The Three Mile Island nuclear power plant in Pennsylvania was put on high alert after receiving a "credible threat," further jangling American nerves already frayed by last month's mass killings in New York and Washington and three dozen subsequent cases of anthrax or exposure to the potential germ warfare weapon.
"We were notified last night that a security threat had been made against Three Mile Island. That threat was deemed credible. We took extra security measures and we remain at that heightened state of alert," said David Carl, spokesman for operators Exelon Nuclear.
On the military front, US planes in Afghanistan continued a fierce bombardment of targets of the ruling Taleban, who are sheltering Osama bin Laden, the prime suspect in the September 11 attacks with hijacked airliners that killed nearly 5400 people.

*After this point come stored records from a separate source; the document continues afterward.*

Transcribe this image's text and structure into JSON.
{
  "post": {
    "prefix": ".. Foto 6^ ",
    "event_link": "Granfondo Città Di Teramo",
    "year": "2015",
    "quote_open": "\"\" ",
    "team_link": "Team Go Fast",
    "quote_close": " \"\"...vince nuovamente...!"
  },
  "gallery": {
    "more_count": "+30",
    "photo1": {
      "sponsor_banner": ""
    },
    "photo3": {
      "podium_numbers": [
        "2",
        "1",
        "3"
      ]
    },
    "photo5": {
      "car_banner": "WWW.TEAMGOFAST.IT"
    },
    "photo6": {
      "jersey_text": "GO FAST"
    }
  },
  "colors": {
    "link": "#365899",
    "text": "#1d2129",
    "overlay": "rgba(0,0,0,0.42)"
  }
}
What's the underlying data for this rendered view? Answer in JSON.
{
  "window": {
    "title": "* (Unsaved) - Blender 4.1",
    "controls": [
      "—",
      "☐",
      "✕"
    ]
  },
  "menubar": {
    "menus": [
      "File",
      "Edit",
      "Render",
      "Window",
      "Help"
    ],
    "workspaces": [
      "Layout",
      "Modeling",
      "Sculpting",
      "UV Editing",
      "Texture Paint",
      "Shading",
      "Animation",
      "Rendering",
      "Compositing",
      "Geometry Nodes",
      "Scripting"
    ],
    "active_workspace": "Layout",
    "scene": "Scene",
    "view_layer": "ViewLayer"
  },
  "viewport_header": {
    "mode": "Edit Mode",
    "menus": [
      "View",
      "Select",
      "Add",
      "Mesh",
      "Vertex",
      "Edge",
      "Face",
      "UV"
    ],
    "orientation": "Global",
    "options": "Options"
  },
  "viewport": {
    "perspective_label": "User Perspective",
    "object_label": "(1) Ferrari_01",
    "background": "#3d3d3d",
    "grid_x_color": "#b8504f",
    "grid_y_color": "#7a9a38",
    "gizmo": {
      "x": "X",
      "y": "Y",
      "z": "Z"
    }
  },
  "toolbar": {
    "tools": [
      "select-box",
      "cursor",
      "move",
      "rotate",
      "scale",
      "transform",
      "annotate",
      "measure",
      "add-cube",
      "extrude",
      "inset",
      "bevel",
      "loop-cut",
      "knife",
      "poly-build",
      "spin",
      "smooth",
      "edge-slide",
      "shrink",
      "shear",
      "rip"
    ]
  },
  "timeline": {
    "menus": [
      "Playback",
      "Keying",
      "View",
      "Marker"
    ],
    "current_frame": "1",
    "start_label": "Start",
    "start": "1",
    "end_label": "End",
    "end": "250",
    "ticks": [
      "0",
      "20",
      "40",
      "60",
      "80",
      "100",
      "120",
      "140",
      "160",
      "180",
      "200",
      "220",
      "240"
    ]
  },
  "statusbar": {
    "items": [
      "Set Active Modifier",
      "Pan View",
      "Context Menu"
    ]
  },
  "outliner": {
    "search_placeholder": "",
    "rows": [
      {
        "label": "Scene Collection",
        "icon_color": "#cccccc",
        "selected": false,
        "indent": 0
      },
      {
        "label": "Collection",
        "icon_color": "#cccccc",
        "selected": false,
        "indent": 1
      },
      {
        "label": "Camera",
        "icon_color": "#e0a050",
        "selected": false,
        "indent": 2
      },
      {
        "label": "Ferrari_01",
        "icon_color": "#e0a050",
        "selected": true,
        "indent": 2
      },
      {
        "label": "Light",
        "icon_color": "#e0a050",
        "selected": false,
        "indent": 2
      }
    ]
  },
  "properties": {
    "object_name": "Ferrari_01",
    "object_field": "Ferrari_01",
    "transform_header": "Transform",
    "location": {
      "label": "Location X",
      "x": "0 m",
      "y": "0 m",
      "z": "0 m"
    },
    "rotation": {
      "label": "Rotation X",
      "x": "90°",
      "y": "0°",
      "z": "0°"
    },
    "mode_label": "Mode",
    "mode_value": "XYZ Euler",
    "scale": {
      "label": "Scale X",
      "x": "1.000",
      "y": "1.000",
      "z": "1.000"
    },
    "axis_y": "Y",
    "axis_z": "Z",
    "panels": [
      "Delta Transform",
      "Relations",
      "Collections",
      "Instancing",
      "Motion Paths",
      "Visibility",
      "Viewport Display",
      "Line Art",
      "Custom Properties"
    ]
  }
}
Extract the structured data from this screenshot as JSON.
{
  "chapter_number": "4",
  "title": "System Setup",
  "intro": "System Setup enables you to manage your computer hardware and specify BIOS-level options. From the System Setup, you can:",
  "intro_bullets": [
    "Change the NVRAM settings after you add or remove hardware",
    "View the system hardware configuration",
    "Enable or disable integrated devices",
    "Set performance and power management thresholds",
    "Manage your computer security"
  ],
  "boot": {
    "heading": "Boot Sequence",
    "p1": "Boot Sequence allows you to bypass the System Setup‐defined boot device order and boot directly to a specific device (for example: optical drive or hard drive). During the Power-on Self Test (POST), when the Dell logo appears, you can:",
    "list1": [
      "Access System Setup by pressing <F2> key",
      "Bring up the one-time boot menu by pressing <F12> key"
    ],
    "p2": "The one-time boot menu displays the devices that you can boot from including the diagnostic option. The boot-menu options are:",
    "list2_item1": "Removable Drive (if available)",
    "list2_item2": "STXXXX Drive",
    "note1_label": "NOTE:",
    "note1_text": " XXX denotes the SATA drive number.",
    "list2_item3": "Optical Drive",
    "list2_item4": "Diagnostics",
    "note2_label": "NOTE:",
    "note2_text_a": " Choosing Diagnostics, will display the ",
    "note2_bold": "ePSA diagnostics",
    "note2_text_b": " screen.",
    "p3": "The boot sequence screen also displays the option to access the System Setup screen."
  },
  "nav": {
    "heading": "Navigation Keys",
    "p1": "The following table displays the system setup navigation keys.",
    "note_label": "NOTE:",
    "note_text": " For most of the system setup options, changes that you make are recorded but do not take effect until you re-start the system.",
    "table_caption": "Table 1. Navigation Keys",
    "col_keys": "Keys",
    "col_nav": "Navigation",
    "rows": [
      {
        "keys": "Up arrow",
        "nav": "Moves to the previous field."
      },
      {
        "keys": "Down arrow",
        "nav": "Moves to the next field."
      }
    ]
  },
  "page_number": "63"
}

On the diplomatic front, President George W. Bush arrived in China for an Asian summit, hoping to shore up support from countries as diverse as China, the world's largest remaining communist country, and Indonesia, the world's most populous Muslim nation.
But it was the home front with anthrax and the latest nuclear warning that preoccupied Americans.
Harrisburg International Airport and Lancaster airport near the nuclear plant were shut for four hours.
Local television stations said temporary flight restrictions were put into effect for a 32km radius around the airports and military aircraft were dispatched to protect Three Mile Island -- the site in 1979 of the worst nuclear accident in the United States.
Melanie White, spokeswoman for the Nuclear Energy Institute, said later the plant "is implementing safety standards" as governed by the Nuclear Regulatory Commission. She added, "Everything appears back to normal."
Although no hard evidence has been found linking anthrax-laced letters to bin Laden, Bush has said there could be a link.
The government offered a $US1 million ($2.41 million) reward for information leading to the arrest and conviction of those responsible for mailing anthrax, FBI Director Robert Mueller announced.
The spread of anthrax contamination by letter forced an unprecedented closing of part of US Congress on Wednesday and spooked financial markets around the world.
The Republican-controlled US House of Representatives closed until Tuesday for anthrax testing on their side of the Capitol Hill complex, but the Democratic-controlled Senate remained in session after 31 congressional staffers tested positive for anthrax exposure.
The contamination arrived in an anthrax-tainted letter at the office of senate Majority Leader Tom Daschle on Monday.
The closures marked an unprecedented halt to business for an environmental safety check. The last time there was such a closure was on the day of the September attacks when the Senate also shut down.
US Homeland Security Chief Tom Ridge said five people had tested positive for anthrax out of thousands who have been given tests after letters containing powder arrived at media offices in Florida and New York, Congress and many other addresses, some of them clearly hoaxes.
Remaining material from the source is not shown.